Plaintiff contends that the use-and-occupancy agreement was not free and was at least partially illusory. It argues that the profit-sharing agreement requires a retention of $5000 from the Berezanskys' share of the net proceeds to be released to the Berezanskys only upon the termination of their occupancy; in short, plaintiff claims that the Berezanskys are actually paying for their use and occupancy of the property. We disagree. The provision does call for a $5000 retention, but that stipulation's express purpose was to ensure the Berezanskys' timely departure at the conclusion of the use and occupancy period and also to further answer for any property damages that might occur during that period. So long as the Berezanskys depart when promised without causing any damage to the premises, that $5000 remains theirs.
To summarize, Bandi's financial obligations are not insubstantial and certainly represent more than nominal consideration. Even though the tax payments, the repairs, and the satisfaction of the $70,000 judgment will be returned to Bandi following the property's sale, their payment prior to the sale constitutes a benefit that exceeds the nominal threshold; indeed, should the property never sell for a profit, the Berezanskys would obtain a considerable benefit from being relieved of the $70,000 judgment. And—not to be ignored—the Berezanskys secured a right to recover sixty-five percent of the net proceeds that would not be available if the Bandi agreement were found ineffectual or unlawful. We are satisfied that the form of the Bandi–Berezansky financial arrangement was not barred by N.J.S.A. 54:5–89.1 as that statute has been interpreted and enforced by our Supreme Court, and that Bandi gave more than nominal consideration in obtaining title and the right to redeem.
Plaintiff discounts the significance of the obligation to satisfy the $70,000 judgment by arguing "there is no evidence that the State is attempting to enforce [this] judgment." There is no dispute that the judgment exists and is outstanding; being free of this debt can hardly be viewed as something nominal.

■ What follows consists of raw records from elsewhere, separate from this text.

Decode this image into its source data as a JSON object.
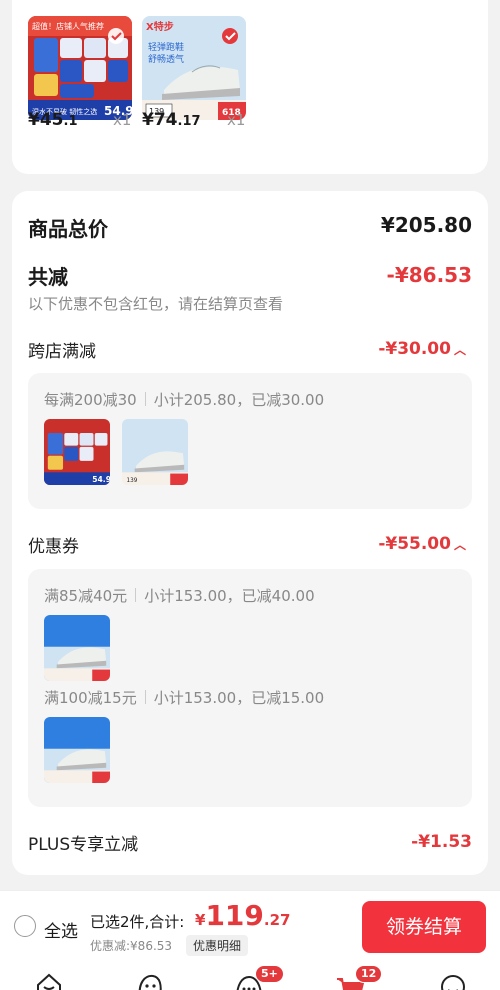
{
  "top_items": [
    {
      "name": "paper-product",
      "price_int": "¥45",
      "price_dec": ".1",
      "qty": "x1"
    },
    {
      "name": "sneaker-product",
      "price_int": "¥74",
      "price_dec": ".17",
      "qty": "x1"
    }
  ],
  "summary": {
    "total_label": "商品总价",
    "total_value": "¥205.80",
    "reduce_label": "共减",
    "reduce_value": "-¥86.53",
    "note": "以下优惠不包含红包，请在结算页查看"
  },
  "cross_store": {
    "label": "跨店满减",
    "amount": "-¥30.00",
    "rule_a": "每满200减30",
    "rule_b": "小计205.80，已减30.00"
  },
  "coupon": {
    "label": "优惠券",
    "amount": "-¥55.00",
    "rule1_a": "满85减40元",
    "rule1_b": "小计153.00，已减40.00",
    "rule2_a": "满100减15元",
    "rule2_b": "小计153.00，已减15.00"
  },
  "plus": {
    "label": "PLUS专享立减",
    "amount": "-¥1.53"
  },
  "bottom_bar": {
    "select_all": "全选",
    "selected": "已选2件,合计:",
    "currency": "¥",
    "total_int": "119",
    "total_dec": ".27",
    "discount": "优惠减:¥86.53",
    "detail": "优惠明细",
    "checkout": "领券结算"
  },
  "tabbar": {
    "messages_badge": "5+",
    "cart_badge": "12"
  },
  "thumb_text": {
    "paper_tag": "超值！店铺人气推荐",
    "paper_slogan": "湿水不易破 韧性之选",
    "paper_price": "54.9",
    "shoe_brand": "X特步",
    "shoe_slogan_1": "轻弹跑鞋",
    "shoe_slogan_2": "舒畅透气",
    "shoe_price": "139",
    "shoe_event": "618"
  },
  "colors": {
    "accent": "#e4393c",
    "checkout_bg": "#f2333e"
  }
}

During the appeal's pendency, plaintiff moved to strike Bandi's brief and appendix because Bandi included materials outside the trial court record. In response, Bandi cross-moved to supplement the record, and plaintiff opposed that motion. Another panel of the court reserved, leaving those cross-motions for this panel to decide. Because we have decided this appeal solely through consideration of the factual information provided to the trial court, we deny both motions. To be clear, we have denied the motion to supplement; in denying plaintiff's motion, we have not stricken Bandi's brief or appendix but have simply disregarded any materials and arguments based on materials not put before the trial court.